Gay v. Farella

In an action, inter alia, to recover damages for violation of Labor Law § 740, the plaintiff appeals, as limited by his brief, from so much of an order of the Supreme Court, Westchester County (Colabella, J.), entered October 8, 2002, as granted those branches of the defendants’ motion which were to dismiss the first, second, third, and fifth causes of action set forth in the amended complaint insofar as asserted against the defendants Ralph Farella, Barry N. Dansky, and John Farella, and the *541second, third, and fifth causes of action set forth in the amended complaint insofar as asserted against the defendant Medi-Ray, Inc., and the defendant Medi-Ray, Inc., cross-appeals from so much of the same order as denied that branch of the motion which was to dismiss the first cause of action insofar as asserted against it.

Ordered that the order is affirmed insofar as appealed and cross-appealed from, without costs or disbursements.

Contrary to the plaintiffs contention, the Supreme Court did not violate the doctrine of law of the case by dismissing the second, third, and fifth causes of action in the amended complaint, and the first cause of action in the amended complaint insofar as asserted against the individual defendants. The doctrine of law of the case “applies only to legal determinations that were necessarily resolved on the merits in [a] prior decision” (Baldasano v Bank of N.Y., 199 AD2d 184, 185 [1993]; D’Amato v Access Mfg., 305 AD2d 447 [2003]; see also Gilligan v Reers, 255 AD2d 486 [1998]). Here, a prior order of the Supreme Court denied the defendants’ motion to dismiss the original complaint, and granted the plaintiff leave to serve an amended complaint. Since the original complaint was superseded by the amended complaint, rendering the sufficiency of the allegations in the original complaint academic (see Chalasani v Neuman, 64 NY2d 879 [1985]; Titus v Titus, 275 AD2d 409 [2000]; Morris v Goldstein, 223 AD2d 582, 583 [1996]), the Law of the Case doctrine did not bar the Supreme Court from entertaining the defendants’ motion to dismiss the amended complaint. Moreover, the prior order denying the defendants’ motion to dismiss the original complaint and granting the plaintiff leave to serve the amended complaint did not address the merits of the parties’ arguments (see D’Amato v Access Mfg., supra; Perron v Hendrickson/Scalamandre/Posillico [TV], 292 AD2d 361 [2002]).

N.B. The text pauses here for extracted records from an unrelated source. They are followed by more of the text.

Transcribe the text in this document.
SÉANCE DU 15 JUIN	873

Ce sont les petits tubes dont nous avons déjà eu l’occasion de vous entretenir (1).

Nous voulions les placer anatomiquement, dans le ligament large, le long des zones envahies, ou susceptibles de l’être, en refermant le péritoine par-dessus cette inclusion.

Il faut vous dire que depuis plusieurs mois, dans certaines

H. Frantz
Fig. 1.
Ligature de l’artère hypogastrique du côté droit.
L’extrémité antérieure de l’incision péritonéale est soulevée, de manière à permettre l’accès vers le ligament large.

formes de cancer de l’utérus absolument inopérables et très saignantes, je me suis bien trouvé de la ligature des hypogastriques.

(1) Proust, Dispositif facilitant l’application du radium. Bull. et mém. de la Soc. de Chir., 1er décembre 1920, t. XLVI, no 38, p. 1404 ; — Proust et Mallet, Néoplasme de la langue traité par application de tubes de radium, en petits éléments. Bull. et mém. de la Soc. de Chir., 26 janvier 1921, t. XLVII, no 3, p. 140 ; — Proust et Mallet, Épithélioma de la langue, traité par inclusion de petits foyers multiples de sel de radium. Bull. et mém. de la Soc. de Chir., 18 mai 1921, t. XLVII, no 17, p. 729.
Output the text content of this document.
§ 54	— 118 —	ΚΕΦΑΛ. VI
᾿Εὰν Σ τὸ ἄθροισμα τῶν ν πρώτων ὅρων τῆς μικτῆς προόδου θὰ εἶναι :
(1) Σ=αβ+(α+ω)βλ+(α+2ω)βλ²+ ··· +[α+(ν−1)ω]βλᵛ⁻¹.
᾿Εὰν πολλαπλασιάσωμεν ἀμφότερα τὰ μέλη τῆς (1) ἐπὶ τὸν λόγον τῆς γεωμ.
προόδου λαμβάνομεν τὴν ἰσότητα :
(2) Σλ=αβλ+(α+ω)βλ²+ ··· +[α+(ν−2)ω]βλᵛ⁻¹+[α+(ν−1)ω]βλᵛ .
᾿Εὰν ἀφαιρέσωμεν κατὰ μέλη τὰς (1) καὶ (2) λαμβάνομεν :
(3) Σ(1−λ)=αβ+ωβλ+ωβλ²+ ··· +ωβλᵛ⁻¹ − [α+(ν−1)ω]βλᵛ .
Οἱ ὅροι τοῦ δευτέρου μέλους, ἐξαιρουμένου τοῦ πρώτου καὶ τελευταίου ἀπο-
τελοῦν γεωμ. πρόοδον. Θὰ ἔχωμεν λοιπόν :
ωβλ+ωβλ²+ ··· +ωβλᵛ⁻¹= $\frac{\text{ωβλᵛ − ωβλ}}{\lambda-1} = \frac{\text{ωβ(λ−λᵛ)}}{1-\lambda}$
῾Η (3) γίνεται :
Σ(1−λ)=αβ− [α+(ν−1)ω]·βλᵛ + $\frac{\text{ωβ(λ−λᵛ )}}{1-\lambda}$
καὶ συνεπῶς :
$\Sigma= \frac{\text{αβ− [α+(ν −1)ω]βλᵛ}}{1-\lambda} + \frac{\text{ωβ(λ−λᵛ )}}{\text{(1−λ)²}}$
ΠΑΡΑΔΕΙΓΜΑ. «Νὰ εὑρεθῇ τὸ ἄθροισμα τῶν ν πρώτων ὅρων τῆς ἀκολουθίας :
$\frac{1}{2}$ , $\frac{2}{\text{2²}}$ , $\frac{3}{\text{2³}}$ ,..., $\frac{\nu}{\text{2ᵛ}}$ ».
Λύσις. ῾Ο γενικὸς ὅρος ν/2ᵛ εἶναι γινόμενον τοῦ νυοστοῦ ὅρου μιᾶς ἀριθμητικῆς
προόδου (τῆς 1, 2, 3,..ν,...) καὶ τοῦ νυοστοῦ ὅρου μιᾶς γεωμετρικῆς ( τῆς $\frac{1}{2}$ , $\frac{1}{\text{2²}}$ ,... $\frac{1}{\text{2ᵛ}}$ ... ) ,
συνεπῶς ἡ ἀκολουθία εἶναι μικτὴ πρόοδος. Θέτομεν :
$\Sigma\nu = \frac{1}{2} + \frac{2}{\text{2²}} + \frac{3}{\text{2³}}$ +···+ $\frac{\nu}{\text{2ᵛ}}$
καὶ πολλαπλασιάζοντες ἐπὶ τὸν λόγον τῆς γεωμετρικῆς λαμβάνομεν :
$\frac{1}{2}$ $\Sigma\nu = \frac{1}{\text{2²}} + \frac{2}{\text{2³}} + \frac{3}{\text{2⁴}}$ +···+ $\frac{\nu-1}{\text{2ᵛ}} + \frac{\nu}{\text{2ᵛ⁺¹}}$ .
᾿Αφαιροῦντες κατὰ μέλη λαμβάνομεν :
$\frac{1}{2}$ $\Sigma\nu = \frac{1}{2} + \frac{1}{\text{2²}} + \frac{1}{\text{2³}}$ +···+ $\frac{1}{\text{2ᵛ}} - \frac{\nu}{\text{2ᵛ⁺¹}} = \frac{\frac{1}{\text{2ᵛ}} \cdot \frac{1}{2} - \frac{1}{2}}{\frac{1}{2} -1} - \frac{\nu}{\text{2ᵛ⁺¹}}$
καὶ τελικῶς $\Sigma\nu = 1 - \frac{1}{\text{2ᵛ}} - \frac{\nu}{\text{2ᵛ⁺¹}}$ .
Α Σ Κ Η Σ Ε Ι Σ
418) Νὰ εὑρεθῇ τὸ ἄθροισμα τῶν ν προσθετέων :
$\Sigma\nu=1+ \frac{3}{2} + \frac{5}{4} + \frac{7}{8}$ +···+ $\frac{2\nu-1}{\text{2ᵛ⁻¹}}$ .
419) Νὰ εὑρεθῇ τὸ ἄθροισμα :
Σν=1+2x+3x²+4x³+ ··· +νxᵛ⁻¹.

Contrary to the contention of the defendant Medi-Ray, Inc., the Supreme Court properly denied that branch of the defendants’ motion which sought to dismiss the first cause of action to recover damages for violation of Labor Law § 740 insofar as asserted against it. In order to sustain a cause of action predicated upon Labor Law § 740, known as the “whistleblowers’ statute,” a plaintiff must plead and prove that his or her employer engaged in an activity, policy, or practice that constituted an actual violation of law, rule, or regulation (see Bordell v General Elec. Co., 88 NY2d 869 [1996]; Quirk v Emergency Hous. Group, 305 AD2d 390 [2003], lv denied 100 NY2d 514 [2003]; Khan v State Univ. of N.Y. Health Science Ctr. at *542Brooklyn, 288 AD2d 350 [2001]; Pail v Precise Imports Corp., 256 AD2d 73 [1998]). Here, the plaintiffs allegations that MediRay, Inc., violated specific federal and state safety and health guidelines by improperly manufacturing and storing lead containers containing radioactive materials, and causing lead paint and toxic chemicals to leach into the surrounding water supply, were sufficient to sustain a cause of action for violation of the statute (see Dobson v Loos, 277 AD2d 1013 [2000]; Finkelstein v Cornell Univ. Med. Coll., 269 AD2d 114 [2000]). Altman, J.P., Krausman, H. Miller and Cozier, JJ., concur.